Seasonal depression, also known as seasonal affective disorder (SAD) or the “winter blues,” is a subtype of depression or bipolar disorder that occurs and ends around the same time every year. Seasonal depression typically occurs when the seasons change and most symptoms begin in the fall and continue into the winter months. However, seasonal depression can occur in the summer or spring, although this is less common.
- Anxiety disorders are the most common mental illness in the U.S., affecting 40 million adults in the United States age 18 and older, or 18.1% of the population every year.
- Anxiety disorders are highly treatable, yet only 36.9% of those suffering receive treatment.
- People with an anxiety disorder are three to five times more likely to go to the doctor and six times more likely to be hospitalized for psychiatric disorders than those who do not suffer from anxiety disorders.
- Anxiety disorders develop from a complex set of risk factors, including genetics, brain chemistry, personality, and life events.
Since seasonal depression has a predictable pattern of recurrence, preventative measures may help to reduce symptoms. Some forms of prevention that can help include beginning light therapy in the early fall before the onset of symptoms, exercising more, increasing the amount of light at home, meditation and other stress management techniques, spending more time outside, and visiting climates that have more sun.
Here 4 U
Here 4 U, a program that offers virtual peer support sessions for young adults from 18-24 to help them manage their mental health amid the current challenges. A wider rollout is planned in 2021. McNulty says that capability of recognizing symptoms is very important. “You feel blue; you have less energy. Some people say, ‘I just feel foggy; my thoughts aren’t clear.’”
Measures to treat or prevent SAD include exercising, getting enough rest and eating healthy foods. Getting outside in sunlight or using an indoor light box that provides 10,000 lux of light can also help.

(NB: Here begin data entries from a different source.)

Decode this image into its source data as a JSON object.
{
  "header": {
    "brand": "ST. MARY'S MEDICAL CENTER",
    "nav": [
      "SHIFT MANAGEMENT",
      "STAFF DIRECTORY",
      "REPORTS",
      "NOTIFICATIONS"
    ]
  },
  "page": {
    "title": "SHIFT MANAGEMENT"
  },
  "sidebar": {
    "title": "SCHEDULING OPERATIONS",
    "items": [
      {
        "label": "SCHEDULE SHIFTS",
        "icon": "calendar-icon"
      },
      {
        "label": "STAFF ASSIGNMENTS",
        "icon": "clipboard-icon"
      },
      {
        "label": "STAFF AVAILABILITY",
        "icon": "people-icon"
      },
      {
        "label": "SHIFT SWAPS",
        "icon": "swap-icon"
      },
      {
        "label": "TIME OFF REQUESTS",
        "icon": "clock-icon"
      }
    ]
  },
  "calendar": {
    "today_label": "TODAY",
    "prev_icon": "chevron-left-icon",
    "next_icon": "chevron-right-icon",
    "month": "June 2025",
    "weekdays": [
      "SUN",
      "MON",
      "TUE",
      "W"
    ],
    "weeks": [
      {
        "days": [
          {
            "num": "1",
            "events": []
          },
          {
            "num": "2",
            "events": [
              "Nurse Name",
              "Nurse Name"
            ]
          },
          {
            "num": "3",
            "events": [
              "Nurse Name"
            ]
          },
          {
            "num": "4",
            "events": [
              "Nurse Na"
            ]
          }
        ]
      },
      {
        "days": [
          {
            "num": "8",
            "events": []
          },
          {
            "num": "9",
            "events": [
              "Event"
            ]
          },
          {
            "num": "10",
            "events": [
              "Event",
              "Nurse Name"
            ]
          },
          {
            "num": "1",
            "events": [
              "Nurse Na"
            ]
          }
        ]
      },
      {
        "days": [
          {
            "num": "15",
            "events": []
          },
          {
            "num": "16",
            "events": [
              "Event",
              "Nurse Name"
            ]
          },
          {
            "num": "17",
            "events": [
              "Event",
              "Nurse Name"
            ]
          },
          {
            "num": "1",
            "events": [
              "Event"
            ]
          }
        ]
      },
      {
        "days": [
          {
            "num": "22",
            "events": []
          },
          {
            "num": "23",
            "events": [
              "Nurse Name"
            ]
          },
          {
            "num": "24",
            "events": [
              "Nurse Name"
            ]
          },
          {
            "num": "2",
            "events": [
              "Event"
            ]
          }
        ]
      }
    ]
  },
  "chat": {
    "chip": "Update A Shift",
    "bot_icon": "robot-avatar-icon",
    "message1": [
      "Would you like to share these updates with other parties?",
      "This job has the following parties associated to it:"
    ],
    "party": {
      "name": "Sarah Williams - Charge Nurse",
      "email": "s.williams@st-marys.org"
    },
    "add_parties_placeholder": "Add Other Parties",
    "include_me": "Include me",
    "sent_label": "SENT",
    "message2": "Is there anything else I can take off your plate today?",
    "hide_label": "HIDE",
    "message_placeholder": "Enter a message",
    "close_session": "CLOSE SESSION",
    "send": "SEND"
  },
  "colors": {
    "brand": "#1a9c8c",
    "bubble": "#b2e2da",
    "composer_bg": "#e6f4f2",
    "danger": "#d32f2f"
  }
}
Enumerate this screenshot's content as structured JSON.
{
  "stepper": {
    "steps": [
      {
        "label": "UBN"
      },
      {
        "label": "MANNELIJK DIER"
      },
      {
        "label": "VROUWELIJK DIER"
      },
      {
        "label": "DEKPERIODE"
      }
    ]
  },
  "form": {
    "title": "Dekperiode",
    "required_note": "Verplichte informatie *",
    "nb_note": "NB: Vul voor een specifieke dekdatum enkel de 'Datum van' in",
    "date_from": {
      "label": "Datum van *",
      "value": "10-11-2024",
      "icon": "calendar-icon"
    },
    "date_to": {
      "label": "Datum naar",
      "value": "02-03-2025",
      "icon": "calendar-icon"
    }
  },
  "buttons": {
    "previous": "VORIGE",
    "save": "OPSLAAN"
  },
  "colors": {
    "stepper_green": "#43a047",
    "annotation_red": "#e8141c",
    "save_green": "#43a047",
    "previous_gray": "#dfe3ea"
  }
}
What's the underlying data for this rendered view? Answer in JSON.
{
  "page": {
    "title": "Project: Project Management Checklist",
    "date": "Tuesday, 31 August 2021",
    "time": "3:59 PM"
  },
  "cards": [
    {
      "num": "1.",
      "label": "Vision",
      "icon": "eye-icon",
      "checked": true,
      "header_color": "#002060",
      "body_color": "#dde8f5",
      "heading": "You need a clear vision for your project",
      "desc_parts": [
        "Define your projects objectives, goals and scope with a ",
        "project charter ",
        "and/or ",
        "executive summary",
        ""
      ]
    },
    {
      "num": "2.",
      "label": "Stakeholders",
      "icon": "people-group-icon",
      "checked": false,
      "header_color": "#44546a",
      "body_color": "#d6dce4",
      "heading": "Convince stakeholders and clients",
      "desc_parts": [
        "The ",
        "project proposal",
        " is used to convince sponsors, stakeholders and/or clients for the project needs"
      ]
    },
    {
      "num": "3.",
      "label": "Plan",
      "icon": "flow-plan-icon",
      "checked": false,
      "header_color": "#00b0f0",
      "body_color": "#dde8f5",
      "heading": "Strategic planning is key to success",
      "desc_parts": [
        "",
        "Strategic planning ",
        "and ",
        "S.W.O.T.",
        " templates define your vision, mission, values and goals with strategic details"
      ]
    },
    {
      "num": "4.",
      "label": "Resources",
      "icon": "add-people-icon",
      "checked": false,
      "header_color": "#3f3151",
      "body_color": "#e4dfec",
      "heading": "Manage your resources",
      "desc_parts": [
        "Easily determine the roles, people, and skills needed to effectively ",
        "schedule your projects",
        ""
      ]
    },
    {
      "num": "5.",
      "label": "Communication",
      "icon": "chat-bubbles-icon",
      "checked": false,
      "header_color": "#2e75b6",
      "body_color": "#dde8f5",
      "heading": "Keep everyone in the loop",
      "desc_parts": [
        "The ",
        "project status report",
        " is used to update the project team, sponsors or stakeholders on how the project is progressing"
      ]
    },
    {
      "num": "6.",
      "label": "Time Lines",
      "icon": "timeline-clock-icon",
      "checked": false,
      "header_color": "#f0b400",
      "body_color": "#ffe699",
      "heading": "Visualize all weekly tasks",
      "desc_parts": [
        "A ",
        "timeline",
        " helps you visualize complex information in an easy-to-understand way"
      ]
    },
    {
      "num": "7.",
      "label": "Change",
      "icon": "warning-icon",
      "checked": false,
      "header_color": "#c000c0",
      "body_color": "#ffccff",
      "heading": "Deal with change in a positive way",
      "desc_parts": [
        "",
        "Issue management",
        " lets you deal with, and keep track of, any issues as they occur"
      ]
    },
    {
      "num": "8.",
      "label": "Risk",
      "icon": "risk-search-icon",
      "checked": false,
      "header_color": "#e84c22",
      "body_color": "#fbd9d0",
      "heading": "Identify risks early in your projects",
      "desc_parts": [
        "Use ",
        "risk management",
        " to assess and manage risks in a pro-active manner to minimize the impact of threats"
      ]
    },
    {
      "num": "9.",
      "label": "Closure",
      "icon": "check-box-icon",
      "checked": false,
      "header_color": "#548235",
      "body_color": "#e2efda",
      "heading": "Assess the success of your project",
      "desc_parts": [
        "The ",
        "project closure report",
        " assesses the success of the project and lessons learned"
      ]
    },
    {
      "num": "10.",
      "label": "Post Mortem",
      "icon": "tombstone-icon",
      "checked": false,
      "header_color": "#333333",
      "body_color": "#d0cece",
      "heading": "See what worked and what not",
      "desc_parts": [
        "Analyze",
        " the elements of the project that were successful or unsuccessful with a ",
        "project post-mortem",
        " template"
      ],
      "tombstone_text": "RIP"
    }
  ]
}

A vitamin D supplement can also be beneficial, especially for women.
“Taking time for things like thanking other people or volunteering absolutely has a positive effect on our own mental well-being. Kindness is an unbelievable elixir. Things have been tough already this year and our resiliency levels are low,” McNulty says. “It’s important that we stop and say, ‘I’m not going to just try to muscle through this. I’m going to seek care’ — and to understand that care is there.”